Parution du livre “Dominer et défendre le territoire à l’époque des bastides” (15 oct. 2020)

Interview de Jean-Paul Valois : 2/ Le domaine des Foix-Béarn, un nouvel éclairage ?

Jean-Paul, le livre propose des exemples dans les Landes, dans le Gers, et vers Dordogne et Lot, mais puisque tu habites en Béarn, eset-ce que ce livre suggère un éclairage nouveau sur la chaîne et son piémont ? Peux-tu resituer le Béarn d’alors en quelques mots ?

Il est connu que différents vicomtes du Béarn ont revendiqué haut et fort une certaine autonomie ; toutefois les Béarnais ne vivaient pas en autarcie : les transhumances d’hiver menaient leurs brebis et vaches plus au nord jusque dans le Bordelais. Un accord signé en 1276 avec le roi-duc est à mes yeux l’un des indices convaincants sur l’importance des transhumances dès le Moyen Âge.

Justement, ces bergers et pasteur arpentaient donc l’espace, c’est le thème du livre ?

Ils « arpentaient » au propre comme au figuré ! Au figuré, ils se déplaçaient à grande échelle, comme nous venons de l’évoquer ; mais en montagne, leur espace était délimité : Jean-Pierre Dugène l’a montré en relevant patiemment signes et bornes dans la montagne ossaloise. Ces limites étaient peut-être, voire sans doute, différentes au Moyen Âge mais il y a lieu de penser qu’une délimitation des secteurs de montagnes était alors déjà en place. En plaine, tout autre contexte, nous l’avons évoqué dans l’autre section de l’interview : le bornage exécuté sous Philippe-le-Bel pour délimiter La Bastide-Clairence est toujours observable ! Le Moyen Âge pratiquait donc à l’occasion des limites précises, contrairement à une idée commune.

Vicomte d’une part et bergers d’autre part avaient donc chacun leurs propres limites ?

C’est l’un des points énigmatiques qui ont motivé ce livre. La conception de l’espace qu’a cherché à mettre en place le vicomte fin XIIIe et au XIVe siècle (avec des lots délimités et fiscalisés pour les bastides par exemple), s’appuyant sur le droit romain diffusé par les universités aux XII-XIIIe siècles, n’avait rien à voir avec les usages de libre pâture, qui laissaient chacun parcourir librement des terres mises en commun (quoique délimitées comme nous l’avons dit).

Les bergers, au nom d’une coutume ancestrale, s’opposaient au droit romain venu des universités ?

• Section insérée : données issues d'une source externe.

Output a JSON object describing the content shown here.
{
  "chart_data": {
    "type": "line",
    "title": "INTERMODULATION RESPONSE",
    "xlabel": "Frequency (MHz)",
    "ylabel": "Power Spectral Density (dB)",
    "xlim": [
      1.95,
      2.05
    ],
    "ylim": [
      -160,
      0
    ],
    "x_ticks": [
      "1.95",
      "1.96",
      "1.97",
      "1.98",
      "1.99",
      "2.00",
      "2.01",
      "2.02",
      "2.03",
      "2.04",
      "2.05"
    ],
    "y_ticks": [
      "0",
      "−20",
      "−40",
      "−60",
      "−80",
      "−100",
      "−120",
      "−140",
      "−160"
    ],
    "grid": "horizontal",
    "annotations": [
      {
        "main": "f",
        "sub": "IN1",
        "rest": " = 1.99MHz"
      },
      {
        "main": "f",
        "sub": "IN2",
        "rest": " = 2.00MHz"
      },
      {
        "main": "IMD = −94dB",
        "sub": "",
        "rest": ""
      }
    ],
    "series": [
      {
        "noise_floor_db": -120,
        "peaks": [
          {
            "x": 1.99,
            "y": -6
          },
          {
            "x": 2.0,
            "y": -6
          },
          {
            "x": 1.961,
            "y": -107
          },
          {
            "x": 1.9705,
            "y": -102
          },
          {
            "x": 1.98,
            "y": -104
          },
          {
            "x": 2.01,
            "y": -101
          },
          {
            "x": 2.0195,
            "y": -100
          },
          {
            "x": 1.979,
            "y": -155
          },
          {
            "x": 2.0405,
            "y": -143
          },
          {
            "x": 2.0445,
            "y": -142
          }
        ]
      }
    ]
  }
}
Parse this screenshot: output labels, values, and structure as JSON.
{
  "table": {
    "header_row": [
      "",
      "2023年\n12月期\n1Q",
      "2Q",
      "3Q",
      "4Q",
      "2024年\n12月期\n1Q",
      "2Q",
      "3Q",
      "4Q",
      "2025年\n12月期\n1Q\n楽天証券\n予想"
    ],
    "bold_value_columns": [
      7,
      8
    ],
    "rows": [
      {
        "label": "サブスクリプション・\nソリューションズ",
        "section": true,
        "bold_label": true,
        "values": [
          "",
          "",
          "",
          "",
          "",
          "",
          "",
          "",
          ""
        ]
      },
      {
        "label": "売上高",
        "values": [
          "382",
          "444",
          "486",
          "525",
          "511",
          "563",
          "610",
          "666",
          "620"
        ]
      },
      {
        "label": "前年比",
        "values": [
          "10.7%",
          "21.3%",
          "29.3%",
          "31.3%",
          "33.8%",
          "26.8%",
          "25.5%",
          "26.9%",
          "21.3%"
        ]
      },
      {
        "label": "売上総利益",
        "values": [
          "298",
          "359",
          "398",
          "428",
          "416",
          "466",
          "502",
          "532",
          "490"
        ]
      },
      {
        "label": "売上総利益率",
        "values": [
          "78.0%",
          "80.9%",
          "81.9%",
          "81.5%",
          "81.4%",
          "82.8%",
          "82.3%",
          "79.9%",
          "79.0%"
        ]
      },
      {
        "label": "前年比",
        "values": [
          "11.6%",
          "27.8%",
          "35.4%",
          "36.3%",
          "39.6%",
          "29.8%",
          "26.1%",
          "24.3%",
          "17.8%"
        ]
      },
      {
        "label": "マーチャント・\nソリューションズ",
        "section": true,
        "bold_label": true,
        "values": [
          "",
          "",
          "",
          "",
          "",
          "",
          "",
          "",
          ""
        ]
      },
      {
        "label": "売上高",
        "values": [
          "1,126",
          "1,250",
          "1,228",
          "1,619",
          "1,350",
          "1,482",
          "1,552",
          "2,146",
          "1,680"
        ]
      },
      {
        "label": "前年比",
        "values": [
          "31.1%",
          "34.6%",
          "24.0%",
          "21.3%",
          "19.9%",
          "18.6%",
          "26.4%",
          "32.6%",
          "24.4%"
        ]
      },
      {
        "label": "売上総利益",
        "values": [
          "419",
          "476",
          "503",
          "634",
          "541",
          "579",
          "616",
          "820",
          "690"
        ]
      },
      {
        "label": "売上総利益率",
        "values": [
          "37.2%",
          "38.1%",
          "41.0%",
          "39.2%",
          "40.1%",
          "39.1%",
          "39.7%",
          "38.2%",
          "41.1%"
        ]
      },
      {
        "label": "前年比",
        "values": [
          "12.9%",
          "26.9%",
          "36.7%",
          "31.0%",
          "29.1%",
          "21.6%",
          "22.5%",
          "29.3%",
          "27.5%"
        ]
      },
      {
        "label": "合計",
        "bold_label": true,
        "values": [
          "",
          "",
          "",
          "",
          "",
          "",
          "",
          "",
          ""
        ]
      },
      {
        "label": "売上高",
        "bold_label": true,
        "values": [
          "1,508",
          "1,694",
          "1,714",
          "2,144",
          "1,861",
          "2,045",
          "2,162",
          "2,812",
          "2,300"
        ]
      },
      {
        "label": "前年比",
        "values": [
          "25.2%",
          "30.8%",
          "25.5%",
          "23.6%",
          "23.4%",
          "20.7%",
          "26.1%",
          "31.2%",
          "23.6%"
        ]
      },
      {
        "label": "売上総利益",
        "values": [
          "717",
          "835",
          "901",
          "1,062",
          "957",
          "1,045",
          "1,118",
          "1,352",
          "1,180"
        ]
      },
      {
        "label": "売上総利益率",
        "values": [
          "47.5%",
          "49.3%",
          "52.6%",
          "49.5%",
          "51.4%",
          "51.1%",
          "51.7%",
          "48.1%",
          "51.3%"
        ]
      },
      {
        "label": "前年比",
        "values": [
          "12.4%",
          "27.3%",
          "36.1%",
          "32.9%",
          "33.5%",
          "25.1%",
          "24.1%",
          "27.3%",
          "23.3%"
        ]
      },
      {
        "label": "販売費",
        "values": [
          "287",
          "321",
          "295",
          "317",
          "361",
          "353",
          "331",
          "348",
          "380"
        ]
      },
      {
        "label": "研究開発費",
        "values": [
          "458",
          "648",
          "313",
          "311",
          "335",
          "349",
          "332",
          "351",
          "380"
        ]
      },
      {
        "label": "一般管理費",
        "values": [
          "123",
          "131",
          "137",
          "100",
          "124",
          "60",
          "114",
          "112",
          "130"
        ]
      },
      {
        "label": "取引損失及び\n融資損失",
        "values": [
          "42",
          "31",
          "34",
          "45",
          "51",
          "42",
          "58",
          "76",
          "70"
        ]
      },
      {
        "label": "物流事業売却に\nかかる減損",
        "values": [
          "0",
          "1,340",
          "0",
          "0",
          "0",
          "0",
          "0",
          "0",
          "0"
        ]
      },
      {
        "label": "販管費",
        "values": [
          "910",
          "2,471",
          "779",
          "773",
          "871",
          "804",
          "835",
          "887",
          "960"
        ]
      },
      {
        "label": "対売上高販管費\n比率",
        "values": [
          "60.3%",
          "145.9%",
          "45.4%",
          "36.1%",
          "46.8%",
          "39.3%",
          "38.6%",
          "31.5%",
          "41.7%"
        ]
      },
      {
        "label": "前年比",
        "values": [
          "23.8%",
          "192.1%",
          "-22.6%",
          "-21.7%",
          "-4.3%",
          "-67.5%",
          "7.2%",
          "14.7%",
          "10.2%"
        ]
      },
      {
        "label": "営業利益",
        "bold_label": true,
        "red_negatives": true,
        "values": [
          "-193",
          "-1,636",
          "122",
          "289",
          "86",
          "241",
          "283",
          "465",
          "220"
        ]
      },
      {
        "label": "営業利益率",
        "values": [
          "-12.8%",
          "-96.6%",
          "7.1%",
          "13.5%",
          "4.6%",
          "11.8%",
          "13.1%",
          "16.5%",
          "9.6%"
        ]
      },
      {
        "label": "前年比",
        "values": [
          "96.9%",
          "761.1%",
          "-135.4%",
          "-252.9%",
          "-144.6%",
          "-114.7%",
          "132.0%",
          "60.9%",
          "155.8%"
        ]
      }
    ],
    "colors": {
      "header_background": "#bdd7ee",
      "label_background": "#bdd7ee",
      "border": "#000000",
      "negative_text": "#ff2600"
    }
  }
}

L’un des points originaux du livre est de suggérer que ces coutumes ancestrales reposaient elles aussi, à l’origine, sur du droit romain : mais par le biais de compilations bien antérieures – disons en gros wisigothiques pour schématiser. Cette influence de compilations anciennes a été établie par ailleurs dans les Pyrénées Orientales, elle semble réelle sur les coutumes en Pyrénées centrales, il en était probablement de même dans notre secteur ; ces traditions disposaient qui avait la garde des territoires indivis.

Le secteur Foix-Béarn-Marsan fait par ailleurs l’objet de tout un chapitre, sous l’angle de ses pratiques matrimoniales ?

De cette période du Moyen Âge, émergent dans nos souvenirs d’écolier faits d’armes et batailles dont il fallait apprendre les dates ! Pour les royaumes de France et d’Angleterre, les conflits militaires ont certes joué un rôle majeur. Mais pour le Sud-Ouest, la fenêtre de temps un peu plus pacifiée que nous observons alors met l’accent sur un autre facteur : l’importance des arrangements matrimoniaux. Nous n’apportons pas de scoop par rapport aux recensions de P. Tucoo-Chala, Ch. Desplat ou D. Bidot-Germa, un tableau récapitulatif est toutefois proposé pour détailler les modalités de ces unions. Nous mettons un fait en lumière : par rapport au noyau initial du Béarn en Vic-Bilh, le territoire dont hérite Gaston-Fébus est pour 97% de sa surface issu de cette politique matrimoniale (avec ses aléas). Elle est donc un moteur important, ici même principal, d’expansion de la seigneurie. Le livre en propose différentes raisons sous-jacentes. Mais ce sont bien ce sont bien ces territoires agrandis, que l’on nomme désormais principautés, qui vont nécessiter de nouveaux modes d’organisation, d’administration, comme nous l’avons évoqué. Avec les conflits qui vont en résulter par rapport aux communautés traditionnelles. Oui, les XIII-XIVe siècles sont l’époque de changements importants dans la société, mais ils résultent bien sûr de ce que les siècles précédents avaient préparé.